Not just the colour, nor the ridiculous disproportion of the flowers, but the heady sweet scent as an additional virtue make this a plant I willingly shell out on whenever I find it, however much I know it is hopeless in the long term. It belongs to section Soldanelloides, and is the only one of that section regularly in cultivation. And no wonder: Professor Richards, guru of primulas, has this to say:
“They are in the main the most maddeningly difficult of all primulas…species which emerge from under the snow in an almost dry dormant state to encounter immediately a torrential and continuous monsoon while growing in a water culture supported by a largely soilless medium of stones and grit, might well prove to be difficult in cultivation.”
I can do the monsoon, but not the six months of snow cover.

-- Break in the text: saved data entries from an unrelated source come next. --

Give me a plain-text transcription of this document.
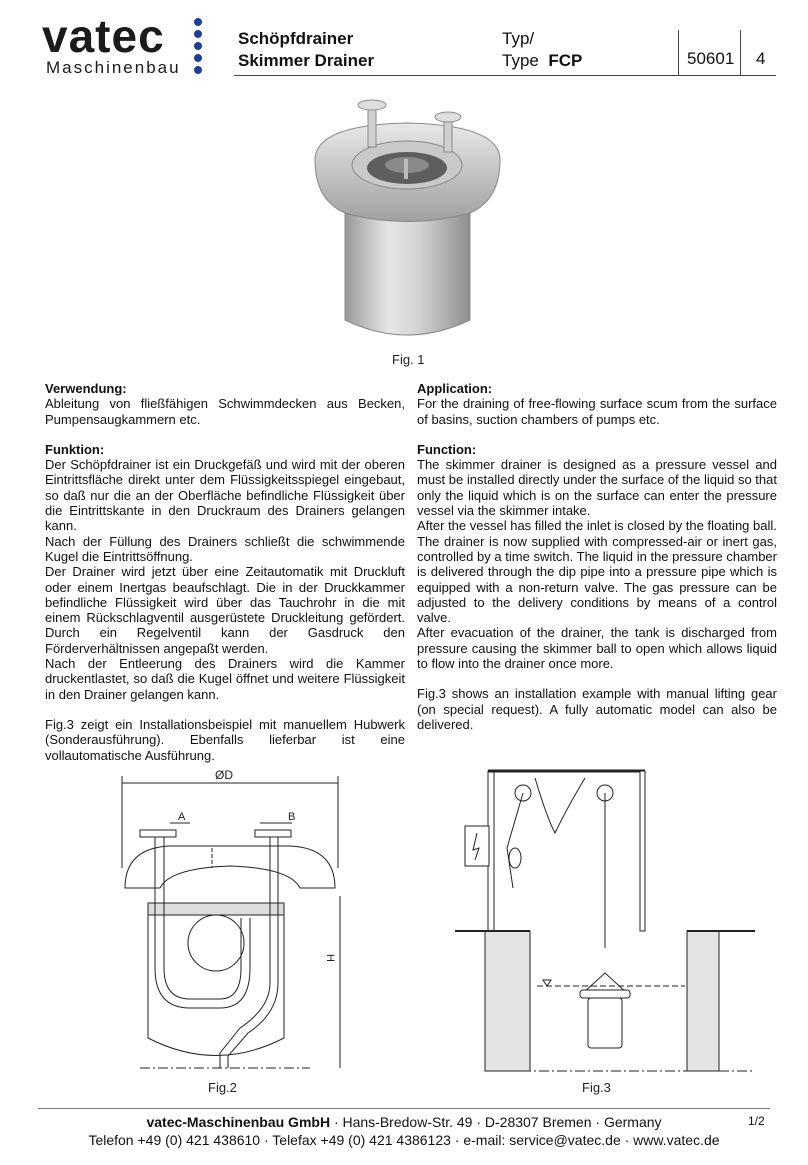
vatec
Maschinenbau
Schöpfdrainer
Skimmer Drainer
Typ/
Type FCP	50601 4
Fig. 1
Verwendung:

Ableitung von fließfähigen Schwimmdecken aus Becken, Pumpensaugkammern etc.

Funktion:

Der Schöpfdrainer ist ein Druckgefäß und wird mit der oberen Eintrittsfläche direkt unter dem Flüssigkeitsspiegel eingebaut, so daß nur die an der Oberfläche befindliche Flüssigkeit über die Eintrittskante in den Druckraum des Drainers gelangen kann.

Nach der Füllung des Drainers schließt die schwimmende Kugel die Eintrittsöffnung.

Der Drainer wird jetzt über eine Zeitautomatik mit Druckluft oder einem Inertgas beaufschlagt. Die in der Druckkammer befindliche Flüssigkeit wird über das Tauchrohr in die mit einem Rückschlagventil ausgerüstete Druckleitung gefördert. Durch ein Regelventil kann der Gasdruck den Förderverhältnissen angepaßt werden.

Nach der Entleerung des Drainers wird die Kammer druckentlastet, so daß die Kugel öffnet und weitere Flüssigkeit in den Drainer gelangen kann.

Fig.3 zeigt ein Installationsbeispiel mit manuellem Hubwerk (Sonderausführung). Ebenfalls lieferbar ist eine vollautomatische Ausführung.

Application:

For the draining of free-flowing surface scum from the surface of basins, suction chambers of pumps etc.

Function:

The skimmer drainer is designed as a pressure vessel and must be installed directly under the surface of the liquid so that only the liquid which is on the surface can enter the pressure vessel via the skimmer intake.

After the vessel has filled the inlet is closed by the floating ball.

The drainer is now supplied with compressed-air or inert gas, controlled by a time switch. The liquid in the pressure chamber is delivered through the dip pipe into a pressure pipe which is equipped with a non-return valve. The gas pressure can be adjusted to the delivery conditions by means of a control valve.

After evacuation of the drainer, the tank is discharged from pressure causing the skimmer ball to open which allows liquid to flow into the drainer once more.

Fig.3 shows an installation example with manual lifting gear (on special request). A fully automatic model can also be delivered.

ØD
H
A	B
Fig.2	Fig.3
vatec-Maschinenbau GmbH · Hans-Bredow-Str. 49 · D-28307 Bremen · Germany
Telefon +49 (0) 421 438610 · Telefax +49 (0) 421 4386123 · e-mail: service@vatec.de · www.vatec.de
1/2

Primula Pulverulenta, about which I’ve written extensively here and here, is a robust candelabra for a damp soil. Normally deep violet, this pink version is ‘Bartley Strain’. I’m not wild about pink on the whole, but this is a delicate colour, well set off by the farina on the stems and by the yellow eye. I only have a few plants, but I can see it making an interesting bloc of colour somewhere – if only I can find a place where it can be delicately pink all on its own, unbesmirched by red or orange competitors
This is one of a batch of pulverulenta seedlings I planted out last summer, and its parent has obviously bred with something yellow – in all probability p.chungensis. It’s close enough to the officially recognised cross primula xchunglenta for me to describe it as such (although there are more restrained versions than mine). It’s extremely vigorous, and is shouldering its way past all its properly purple siblings, demanding attention and throwing up more and more flower stems of that….colour. How to describe it? Orange with a tint of salmon, lightening to fried egg with strawberries? It’s not unimpressive, but it’s not for me. Compost heap, I think, unless anyone out there wants it?